11/29/2025
This floor is covering the blood stain where my husband collapsed and died seven months ago. Massive heart attack at the sink doing dishes, gone before the ambulance arrived. I've been stepping over that stain every single day since because I couldn't afford to replace the floor and couldn't look at it without my legs giving out.
Insurance covered the funeral but not home repairs. I tried scrubbing it, covering it with rugs that kept sliding, avoiding the kitchen completely. My daughter said I needed to move but this is the house we bought thirty-one years ago, where we raised our kids. I wasn't leaving because of a stain.
But I couldn't keep living with the exact spot where he died marked on my floor like a crime scene. Posted in a Tedooo app home renovation group at 3am asking about cheap ways to cover old linoleum. A woman who does epoxy floor art through her Tedooo shop messaged privately. Said "Tell me what you're really asking for."
I told her everything. The heart attack, the stain, seven months of stepping over where my husband took his last breath. She said "I'll cover it with ocean. He'll rest under something beautiful instead of something you're afraid to look at."

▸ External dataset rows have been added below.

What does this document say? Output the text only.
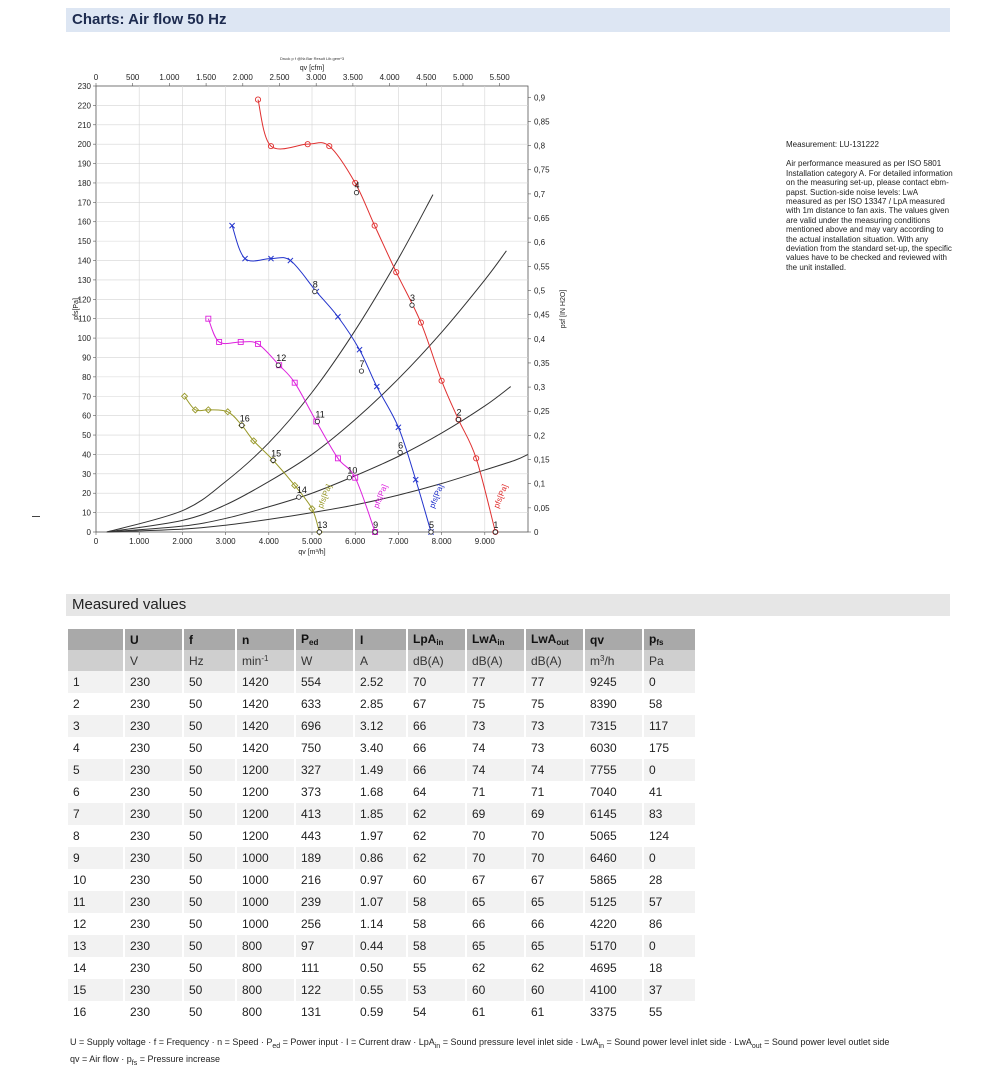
Charts: Air flow 50 Hz
0
10
20
30
40
50
60
70
80
90
100
110
120
130
140
150
160
170
180
190
200
210
220
230
0	1.000	2.000	3.000	4.000	5.000	6.000	7.000	8.000	9.000
0	500	1.000 1.500 2.000 2.500 3.000 3.500 4.000 4.500 5.000 5.500
0
0,05
0,1
0,15
0,2
0,25
0,3
0,35
0,4
0,45
0,5
0,55
0,6
0,65
0,7
0,75
0,8
0,85
0,9
qv [m³/h]
qv [cfm]
Druck p f @Nr.Bar Result Lib.gem*3
pfs[Pa]	psf [IN H2O]
pfs[Pa]
pfs[Pa]
pfs[Pa]
pfs[Pa]
1
2
3
4
5
6
7
8
9
10
11
12
13
14
15
16
Measurement: LU-131222
Air performance measured as per ISO 5801 Installation category A. For detailed information on the measuring set-up, please contact ebm-papst. Suction-side noise levels: LwA measured as per ISO 13347 / LpA measured with 1m distance to fan axis. The values given are valid under the measuring conditions mentioned above and may vary according to the actual installation situation. With any deviation from the standard set-up, the specific values have to be checked and reviewed with the unit installed.
Measured values
	U	f	n	$P_{ed}$	I	LpA$_{in}$	LwA$_{in}$	LwA$_{out}$	qv	$p_{fs}$
	V	Hz	$\min^{-1}$	W	A	dB(A)	dB(A)	dB(A)	$m^3/h$	Pa
1	230	50	1420	554	2.52	70	77	77	9245	0
2	230	50	1420	633	2.85	67	75	75	8390	58
3	230	50	1420	696	3.12	66	73	73	7315	117
4	230	50	1420	750	3.40	66	74	73	6030	175
5	230	50	1200	327	1.49	66	74	74	7755	0
6	230	50	1200	373	1.68	64	71	71	7040	41
7	230	50	1200	413	1.85	62	69	69	6145	83
8	230	50	1200	443	1.97	62	70	70	5065	124
9	230	50	1000	189	0.86	62	70	70	6460	0
10	230	50	1000	216	0.97	60	67	67	5865	28
11	230	50	1000	239	1.07	58	65	65	5125	57
12	230	50	1000	256	1.14	58	66	66	4220	86
13	230	50	800	97	0.44	58	65	65	5170	0
14	230	50	800	111	0.50	55	62	62	4695	18
15	230	50	800	122	0.55	53	60	60	4100	37
16	230	50	800	131	0.59	54	61	61	3375	55
U = Supply voltage · f = Frequency · n = Speed · $P_{ed}$ = Power input · I = Current draw · LpA$_{in}$ = Sound pressure level inlet side · LwA$_{in}$ = Sound power level inlet side · LwA$_{out}$ = Sound power level outlet side
qv = Air flow · $p_{fs}$ = Pressure increase
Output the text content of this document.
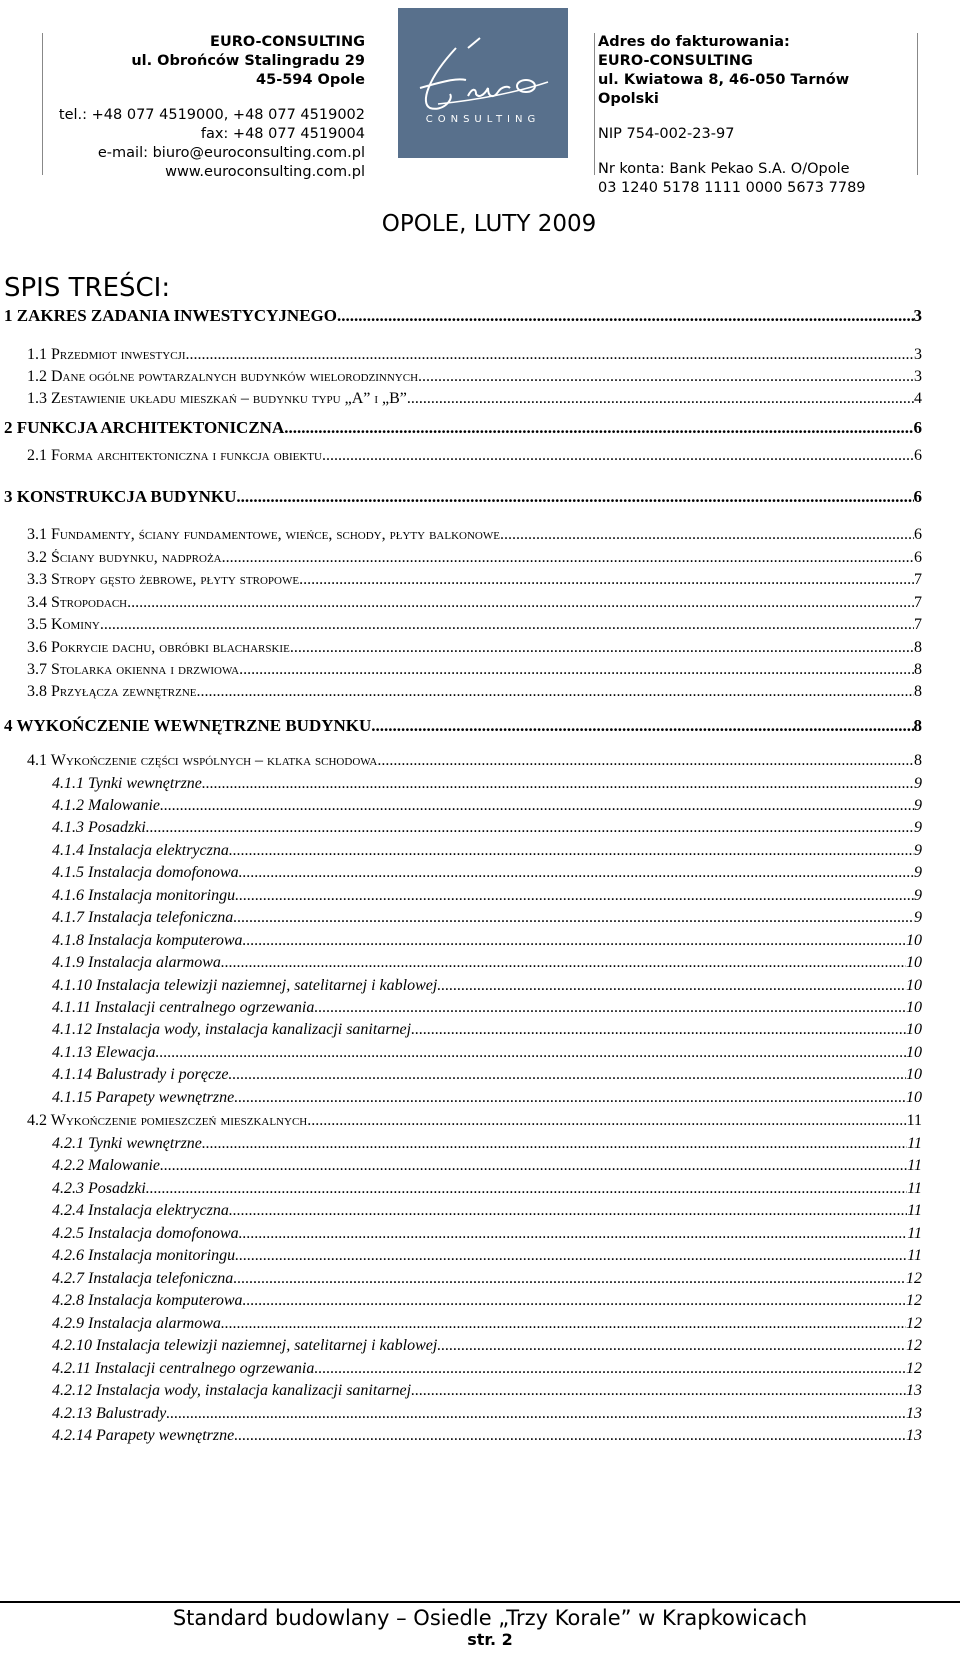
EURO-CONSULTING
ul. Obrońców Stalingradu 29
45-594 Opole
tel.: +48 077 4519000, +48 077 4519002
fax: +48 077 4519004
e-mail: biuro@euroconsulting.com.pl
www.euroconsulting.com.pl
CONSULTING
Adres do fakturowania:
EURO-CONSULTING
ul. Kwiatowa 8, 46-050 Tarnów Opolski
NIP 754-002-23-97
Nr konta: Bank Pekao S.A. O/Opole
03 1240 5178 1111 0000 5673 7789
OPOLE, LUTY 2009
SPIS TREŚCI:
1 ZAKRES ZADANIA INWESTYCYJNEGO .....	3
1.1 Przedmiot inwestycji .....	3
1.2 Dane ogólne powtarzalnych budynków wielorodzinnych .....	3
1.3 Zestawienie układu mieszkań – budynku typu „A” i „B” .....	4
2 FUNKCJA ARCHITEKTONICZNA .....	6
2.1 Forma architektoniczna i funkcja obiektu .....	6
3 KONSTRUKCJA BUDYNKU .....	6
3.1 Fundamenty, ściany fundamentowe, wieńce, schody, płyty balkonowe .....	6
3.2 Ściany budynku, nadproża .....	6
3.3 Stropy gęsto żebrowe, płyty stropowe .....	7
3.4 Stropodach .....	7
3.5 Kominy .....	7
3.6 Pokrycie dachu, obróbki blacharskie .....	8
3.7 Stolarka okienna i drzwiowa .....	8
3.8 Przyłącza zewnętrzne .....	8
4 WYKOŃCZENIE WEWNĘTRZNE BUDYNKU .....	8
4.1 Wykończenie części wspólnych – klatka schodowa .....	8
4.1.1 Tynki wewnętrzne .....	9
4.1.2 Malowanie .....	9
4.1.3 Posadzki .....	9
4.1.4 Instalacja elektryczna .....	9
4.1.5 Instalacja domofonowa .....	9
4.1.6 Instalacja monitoringu .....	9
4.1.7 Instalacja telefoniczna .....	9
4.1.8 Instalacja komputerowa .....	10
4.1.9 Instalacja alarmowa .....	10
4.1.10 Instalacja telewizji naziemnej, satelitarnej i kablowej .....	10
4.1.11 Instalacji centralnego ogrzewania .....	10
4.1.12 Instalacja wody, instalacja kanalizacji sanitarnej .....	10
4.1.13 Elewacja .....	10
4.1.14 Balustrady i poręcze .....	10
4.1.15 Parapety wewnętrzne .....	10
4.2 Wykończenie pomieszczeń mieszkalnych .....	11
4.2.1 Tynki wewnętrzne .....	11
4.2.2 Malowanie .....	11
4.2.3 Posadzki .....	11
4.2.4 Instalacja elektryczna .....	11
4.2.5 Instalacja domofonowa .....	11
4.2.6 Instalacja monitoringu .....	11
4.2.7 Instalacja telefoniczna .....	12
4.2.8 Instalacja komputerowa .....	12
4.2.9 Instalacja alarmowa .....	12
4.2.10 Instalacja telewizji naziemnej, satelitarnej i kablowej .....	12
4.2.11 Instalacji centralnego ogrzewania .....	12
4.2.12 Instalacja wody, instalacja kanalizacji sanitarnej .....	13
4.2.13 Balustrady .....	13
4.2.14 Parapety wewnętrzne .....	13
Standard budowlany – Osiedle „Trzy Korale” w Krapkowicach
str. 2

She drove six hours, wouldn't take full payment, spent two days creating this turquoise epoxy floor that looks like water. Made the stain the exact center and covered it with the deepest blue. Said "This is where he was, now it's where the ocean is calmest."
I can walk in my kitchen now. Stand at the sink where he stood. The floor is beautiful instead of haunted. My husband died here but now this spot is art instead of trauma.
I started a Tedooo shop connecting people who have trauma in their homes with makers who can transform it. Blood stains, burn marks, holes from fights, spaces that hold too much pain. Eight families matched with artists in one week, all desperate to stay home but needing help making the hard spots bearable.
My husband's death is under this ocean now. Not erased, transformed into something I can live with. Healing isn't forgetting, it's covering pain with beauty until you can breathe again.